Facebook poke leads to divorce
Georgina Hobbs-Meyer, married for only six months, caught her husband having cyber sex with another woman. The next step, naturally, was divorce.
(This post has been updated, as I misidentified Ms. Hobbs-Meyer as a Guardian journalist. She does write well, mind. Well, kind of. And she does wear glasses and looks very clever. On the other hand, I tried to find her on Facebook and couldn't. Perhaps you might be more successful. Perhaps, after all, she is a Guardian journalist and is telling a tall tale. Some seem to think so. Oh, it's so hard to tell these days.
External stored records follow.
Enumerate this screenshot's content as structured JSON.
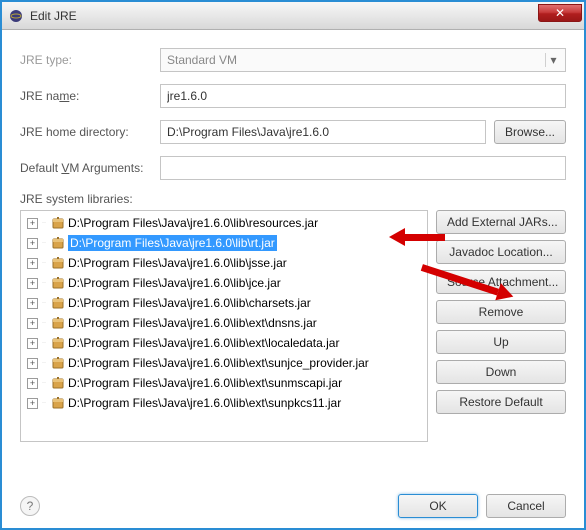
{
  "window": {
    "title": "Edit JRE",
    "close_glyph": "✕"
  },
  "form": {
    "type_label": "JRE type:",
    "type_value": "Standard VM",
    "name_label": "JRE name:",
    "name_value": "jre1.6.0",
    "home_label": "JRE home directory:",
    "home_value": "D:\\Program Files\\Java\\jre1.6.0",
    "browse_label": "Browse...",
    "vmargs_label": "Default VM Arguments:",
    "vmargs_value": ""
  },
  "libs": {
    "section_label": "JRE system libraries:",
    "items": [
      "D:\\Program Files\\Java\\jre1.6.0\\lib\\resources.jar",
      "D:\\Program Files\\Java\\jre1.6.0\\lib\\rt.jar",
      "D:\\Program Files\\Java\\jre1.6.0\\lib\\jsse.jar",
      "D:\\Program Files\\Java\\jre1.6.0\\lib\\jce.jar",
      "D:\\Program Files\\Java\\jre1.6.0\\lib\\charsets.jar",
      "D:\\Program Files\\Java\\jre1.6.0\\lib\\ext\\dnsns.jar",
      "D:\\Program Files\\Java\\jre1.6.0\\lib\\ext\\localedata.jar",
      "D:\\Program Files\\Java\\jre1.6.0\\lib\\ext\\sunjce_provider.jar",
      "D:\\Program Files\\Java\\jre1.6.0\\lib\\ext\\sunmscapi.jar",
      "D:\\Program Files\\Java\\jre1.6.0\\lib\\ext\\sunpkcs11.jar"
    ],
    "selected_index": 1
  },
  "buttons": {
    "add_external": "Add External JARs...",
    "javadoc": "Javadoc Location...",
    "source": "Source Attachment...",
    "remove": "Remove",
    "up": "Up",
    "down": "Down",
    "restore": "Restore Default"
  },
  "footer": {
    "help_glyph": "?",
    "ok": "OK",
    "cancel": "Cancel"
  }
}
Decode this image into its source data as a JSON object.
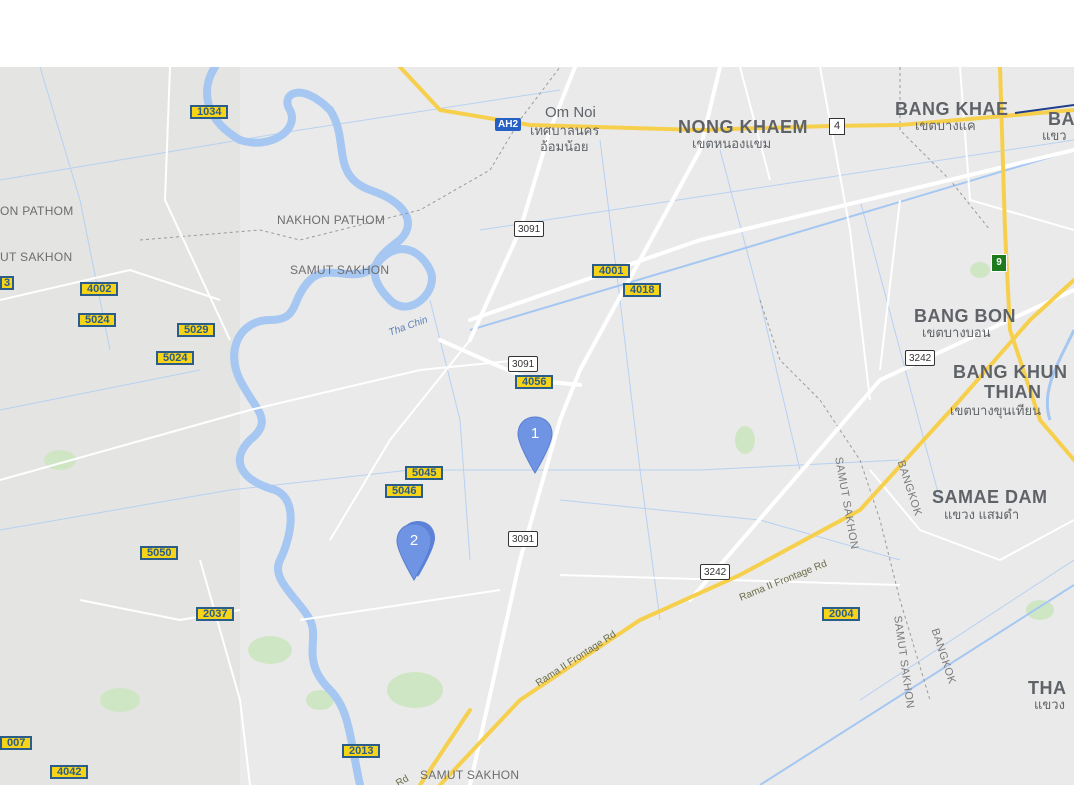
{
  "colors": {
    "land": "#eaeaea",
    "river": "#a5c7f2",
    "road_main": "#ffffff",
    "road_highway": "#f8d74d",
    "green": "#cde7c3",
    "marker": "#6f94e3"
  },
  "places": {
    "om_noi": "Om Noi",
    "om_noi_thai1": "เทศบาลนคร",
    "om_noi_thai2": "อ้อมน้อย",
    "nong_khaem": "NONG KHAEM",
    "nong_khaem_thai": "เขตหนองแขม",
    "bang_khae": "BANG KHAE",
    "bang_khae_thai": "เขตบางแค",
    "ba_cut": "BA",
    "ba_cut_thai": "แขว",
    "bang_bon": "BANG BON",
    "bang_bon_thai": "เขตบางบอน",
    "bang_khun": "BANG KHUN",
    "thian": "THIAN",
    "bang_khun_thai": "เขตบางขุนเทียน",
    "samae_dam": "SAMAE DAM",
    "samae_dam_thai": "แขวง แสมดำ",
    "tha_cut": "THA",
    "tha_cut_thai": "แขวง",
    "nakhon_pathom": "NAKHON PATHOM",
    "samut_sakhon": "SAMUT SAKHON",
    "on_pathom_cut": "ON PATHOM",
    "ut_sakhon_cut": "UT SAKHON",
    "samut_sakhon_bottom": "SAMUT SAKHON",
    "samut_sakhon_vert1": "SAMUT SAKHON",
    "samut_sakhon_vert2": "SAMUT SAKHON",
    "bangkok_vert1": "BANGKOK",
    "bangkok_vert2": "BANGKOK"
  },
  "rivers": {
    "tha_chin": "Tha Chin"
  },
  "roads": {
    "rama2_a": "Rama II Frontage Rd",
    "rama2_b": "Rama II Frontage Rd",
    "rd_cut": "Rd"
  },
  "shields": {
    "s1034": "1034",
    "s4002": "4002",
    "s5024a": "5024",
    "s5029": "5029",
    "s5024b": "5024",
    "s5050": "5050",
    "s2037": "2037",
    "s2013": "2013",
    "s4042": "4042",
    "s007": "007",
    "s4001": "4001",
    "s4018": "4018",
    "s4056": "4056",
    "s5045": "5045",
    "s5046": "5046",
    "s2004": "2004",
    "s3091a": "3091",
    "s3091b": "3091",
    "s3091c": "3091",
    "s3242a": "3242",
    "s3242b": "3242",
    "ah2": "AH2",
    "s4": "4",
    "s9": "9",
    "cut3": "3"
  },
  "markers": {
    "m1": "1",
    "m2": "2"
  }
}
Or is it?)
It's like those adventure movies in which people fall down a big hole and you believe they'll never be able to get out.
In the last couple of weeks, it just seems that everyone has fallen into the chasm called Facebook and all the world's unpleasantries have been played out in its pages: murders, and, now, a particularly sad case of divorce.
Georgina Hobbs-Meyer waxed lyrically in the Guardian newspaper about how her marriage had waned because of her husband's Facebook sex with another woman.
You might imagine that Georgina had been married to this man for many long, painful years. If so, you would not have a sufficiently dark imagination. Georgina is 24 and was married for a mere 6 months before she discovered that her husband, presumably aged around 14, was sending Friend Suggestions that were a little too friendly.
Because this man sounds as wise as he does mature (yes, he left his Mac unguarded), Georgina began to follow his Facebook relationship: "And once I was in, I was hooked. Their lusty emails touched on bad Beat poetry, but were infused with textspeak, their coy cyberflirts rife with emoticons. It felt like I was stuck in a hyper-reality where Douglas Coupland wrote Danielle Steel novels."
Georgina is not immune from becoming something of a Danielle Steel heroine herself: "Most infuriating is my near-constant Facebook-style method of internal communication that I cannot switch off."
She continues: "Whenever I do something, I narrate internally. Something like: "Georgie is hacking into her husband's Facebook account just to see if she knows the password... Georgie is pleased she knows the password!... Georgie is disturbed to find her husband chatting to a very pretty 19-year-old rather a lot..."
Even after attempts at using Skype and email, their relationship died. Yet Facebook keeps her hooked to this dire episode in her life.
"Now single and unable to delete my husband from my list of friends (I am paralysed every time I try), I'm acutely aware that he can see my every move, just as I can see his," she writes.
"Foolishly, I fiddled with my settings and ramped up the amount of information I am fed about him. When he adds a friend or pretentiously quotes the vacuous Bret Easton Ellis in his status updates, it makes me want to vomit. And still I ramp it up."
Georgina co-ruminates with her readers that Facebook is "for the bored, the boring, the unfulfilled."
Oh, Georgina, too much faith in the kindness of man never helped a girl. Don't worry, the chaps at Google and NASAthat soon there will be machines smarter than us.
We would do well to let those machines- perhaps with a SuperFacebook at their core- choose our life-partners for us. Let's face it, we're useless at it, aren't we?